Добавить в цитаты Настройки чтения

Страница 31 из 32

Мужчина почти погрузился в глубокий сон, но тут же распахнул глаза, прислушиваясь. Дождь шумел за окном, гром гремел так, что особняк содрогался от фундамента до флигелей, но чего-то в этих звуках не хватало. Вслушиваясь всё напряжённее, прижимаясь к прохладному телу графа, охотник понял, чего ему не хватает – дыхания Рудольфа.
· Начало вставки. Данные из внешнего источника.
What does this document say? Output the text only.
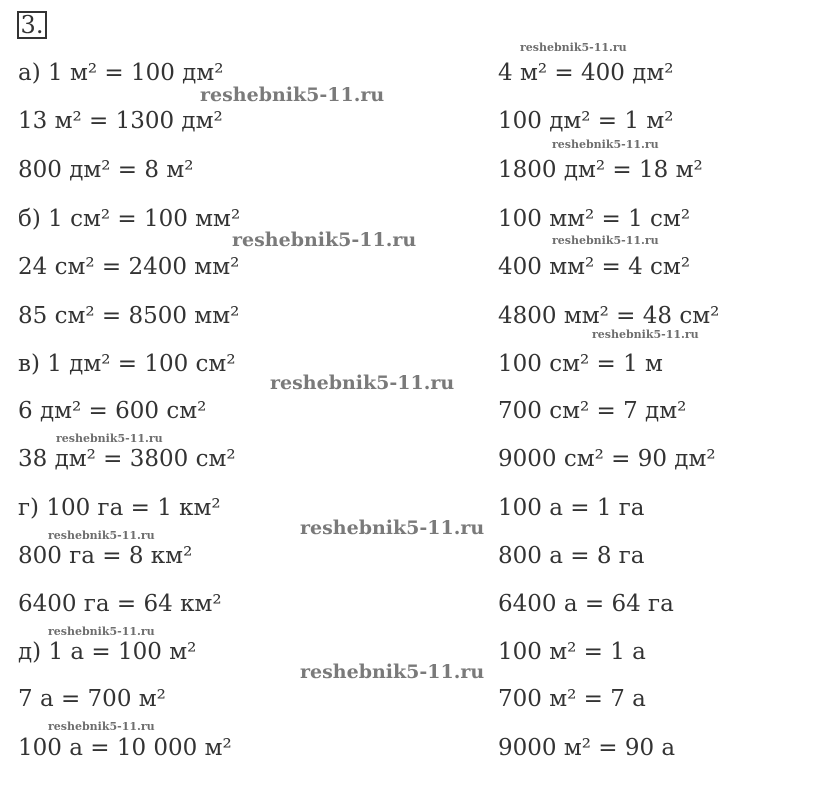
3.
а) 1 м² = 100 дм²
13 м² = 1300 дм²
800 дм² = 8 м²
б) 1 см² = 100 мм²
24 см² = 2400 мм²
85 см² = 8500 мм²
в) 1 дм² = 100 см²
6 дм² = 600 см²
38 дм² = 3800 см²
г) 100 га = 1 км²
800 га = 8 км²
6400 га = 64 км²
д) 1 а = 100 м²
7 а = 700 м²
100 а = 10 000 м²
4 м² = 400 дм²
100 дм² = 1 м²
1800 дм² = 18 м²
100 мм² = 1 см²
400 мм² = 4 см²
4800 мм² = 48 см²
100 см² = 1 м
700 см² = 7 дм²
9000 см² = 90 дм²
100 а = 1 га
800 а = 8 га
6400 а = 64 га
100 м² = 1 а
700 м² = 7 а
9000 м² = 90 а
reshebnik5-11.ru
reshebnik5-11.ru
reshebnik5-11.ru
reshebnik5-11.ru
reshebnik5-11.ru
reshebnik5-11.ru
reshebnik5-11.ru
reshebnik5-11.ru
reshebnik5-11.ru
reshebnik5-11.ru
reshebnik5-11.ru
reshebnik5-11.ru
reshebnik5-11.ru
Его едва слышного посапывания над ухом.

– Рудольф? – ласково окликнул мужчина, всё ещё надеясь, что это просто летаргия или кататония, какая случается у древних существ. – Мой граф?

Молчанье было ему ответом. Ледяной ужас, сковывающий всё его естество, почти добрался до его горла, но здравомыслие отступило в сторону, дав волю безумию и вере. Сев в кровати, отчего рука графа безвольно сползла с тела Гастона, мужчина принялся трясти Рудольфа, но голова того лишь мотнулась из стороны в сторону, как у сломанной куклы. Губы его разомкнулись, а изо рта хлынула кровь. Гнилая, тёмная, она, казалось, была способна прожечь дыру на теле Гастона, но этого не произошло. Рудольф захлебнулся в собственной крови, хотя и пытался разбудить Гастона, но его сил хватило только на то, чтобы уложить руку ему на талию. Даже губы, сведённые судорогой он не смог разжать!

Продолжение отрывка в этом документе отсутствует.